So I talked about getting a cluster ready for Cloudera CDH4 free install yesterday, now I am going to talk about actually installing hadoop on the cluster. You can see the setup article here
. Again, this is basically my install notes, if I do it again, I shall take screen shots to share.
1. Set up Yum to download (optional)
--add the following line
export http_proxy --created as variable within linux
2. Download Cloudera CDH4
3. Install CDH4
chmod u+x cloudera-manager-installer.bin
Wait for the install
4. Log into the web portal at the link provided by the installer
5. Choose the Cloudera Standard Install (Free)
Click Continue on the installer detail screen.
Specify hosts for your CDH cluster installation, list each node on a new line with fully qualified name.
click Search, if any errors, go fix your host files.
click Continue if no errors.
6. Choose packages
Use packages if just downloading initially
Use parcels if you want to make your own store to have a named/saved version for adding single nodes later without upgrading. With this option you need to pick a version or download a copy and host yourself to upgrade from.
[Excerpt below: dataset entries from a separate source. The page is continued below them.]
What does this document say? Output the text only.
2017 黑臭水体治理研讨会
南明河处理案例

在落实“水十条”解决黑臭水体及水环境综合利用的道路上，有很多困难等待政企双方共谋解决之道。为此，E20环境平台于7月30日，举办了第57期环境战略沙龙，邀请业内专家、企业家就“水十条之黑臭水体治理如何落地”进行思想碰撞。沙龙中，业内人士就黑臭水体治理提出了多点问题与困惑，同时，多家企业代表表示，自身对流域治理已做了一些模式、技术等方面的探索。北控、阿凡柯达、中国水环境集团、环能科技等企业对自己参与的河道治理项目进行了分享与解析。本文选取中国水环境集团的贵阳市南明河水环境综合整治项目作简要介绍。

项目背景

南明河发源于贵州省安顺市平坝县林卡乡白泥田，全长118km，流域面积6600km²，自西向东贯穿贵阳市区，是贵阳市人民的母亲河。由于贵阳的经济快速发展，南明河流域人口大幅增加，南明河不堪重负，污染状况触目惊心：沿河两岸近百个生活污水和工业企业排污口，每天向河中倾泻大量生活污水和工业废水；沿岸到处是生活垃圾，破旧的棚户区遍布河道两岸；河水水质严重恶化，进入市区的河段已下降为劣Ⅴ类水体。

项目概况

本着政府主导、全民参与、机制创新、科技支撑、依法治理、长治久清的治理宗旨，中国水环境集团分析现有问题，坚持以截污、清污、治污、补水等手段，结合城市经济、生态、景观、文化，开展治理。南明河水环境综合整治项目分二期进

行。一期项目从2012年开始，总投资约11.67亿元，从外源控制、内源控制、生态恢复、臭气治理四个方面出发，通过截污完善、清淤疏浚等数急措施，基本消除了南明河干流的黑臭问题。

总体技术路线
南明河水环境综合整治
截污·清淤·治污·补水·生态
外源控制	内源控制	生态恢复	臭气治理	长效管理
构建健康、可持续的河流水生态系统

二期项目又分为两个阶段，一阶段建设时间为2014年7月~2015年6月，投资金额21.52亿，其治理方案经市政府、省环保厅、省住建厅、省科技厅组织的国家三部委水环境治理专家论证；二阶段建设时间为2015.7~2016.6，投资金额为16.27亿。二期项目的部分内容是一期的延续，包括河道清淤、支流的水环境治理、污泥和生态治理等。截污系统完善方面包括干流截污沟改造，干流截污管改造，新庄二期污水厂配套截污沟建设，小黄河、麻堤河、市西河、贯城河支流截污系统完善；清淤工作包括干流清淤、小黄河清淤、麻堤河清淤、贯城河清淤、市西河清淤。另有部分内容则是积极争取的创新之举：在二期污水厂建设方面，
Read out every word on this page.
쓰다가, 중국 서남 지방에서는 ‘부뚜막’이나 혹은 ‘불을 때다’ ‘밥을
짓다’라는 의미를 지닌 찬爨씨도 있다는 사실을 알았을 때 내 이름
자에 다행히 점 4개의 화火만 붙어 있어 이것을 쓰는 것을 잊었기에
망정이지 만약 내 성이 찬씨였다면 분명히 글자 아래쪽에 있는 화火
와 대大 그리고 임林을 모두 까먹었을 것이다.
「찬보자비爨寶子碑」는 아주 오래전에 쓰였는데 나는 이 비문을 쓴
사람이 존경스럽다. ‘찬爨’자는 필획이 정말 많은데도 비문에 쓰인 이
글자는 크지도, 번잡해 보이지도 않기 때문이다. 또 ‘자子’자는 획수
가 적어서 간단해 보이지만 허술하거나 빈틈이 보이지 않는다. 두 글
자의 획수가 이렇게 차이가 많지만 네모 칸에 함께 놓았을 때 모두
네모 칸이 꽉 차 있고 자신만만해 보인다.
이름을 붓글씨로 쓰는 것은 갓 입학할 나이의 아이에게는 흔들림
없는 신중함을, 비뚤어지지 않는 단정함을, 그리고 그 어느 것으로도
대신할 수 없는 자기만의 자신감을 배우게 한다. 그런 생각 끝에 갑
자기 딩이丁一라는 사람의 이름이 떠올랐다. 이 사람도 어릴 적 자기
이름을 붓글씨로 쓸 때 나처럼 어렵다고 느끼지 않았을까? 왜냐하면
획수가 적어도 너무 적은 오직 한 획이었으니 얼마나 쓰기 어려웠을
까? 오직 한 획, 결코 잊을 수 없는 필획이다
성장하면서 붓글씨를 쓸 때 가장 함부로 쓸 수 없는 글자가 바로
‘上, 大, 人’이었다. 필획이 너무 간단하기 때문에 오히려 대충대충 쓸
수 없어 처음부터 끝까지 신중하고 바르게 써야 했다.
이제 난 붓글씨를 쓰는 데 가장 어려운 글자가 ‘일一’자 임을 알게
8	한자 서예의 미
Choose the Versions you want or don't.
7. Cluster Installation
choose root or user and enter your password.
8. Watch Install
Watch the spinning circles and pray nothing goes poorly.
9. Look at errors you have to fix
10. Inspect Role assignments
Set your name node
set your secondary namenode
Set at least 3 zookeepers
Set all nodes that aren't name to tasktracker and data node.
Gateway is the 2 name nodes
Job tracker is on secondar name node.
Hive meta store on namenode
Push HiveServer, Hue, Cloudera Manager, Service Monitor and all alerts on the name node.
All other services you probably wont use on secondary name node.
click Continue when you think it is configured correctly.
11. Database Setup
Choose your db types, default PostgreSQL.
Save usernames passwords for later.
12. Review Server Configurations
Check Data Directories, this is the drives hdfs will use on the machines
Checking volumes on data nodes, namenodes, secondary name nodes
Ideally you don't have to change much here, just look for errors.
13. Starting cluster services
It proceeds through setting up of the cluster, it takes a while and is the final step.
14. Now you should be at the Cloudera Manager Dashboard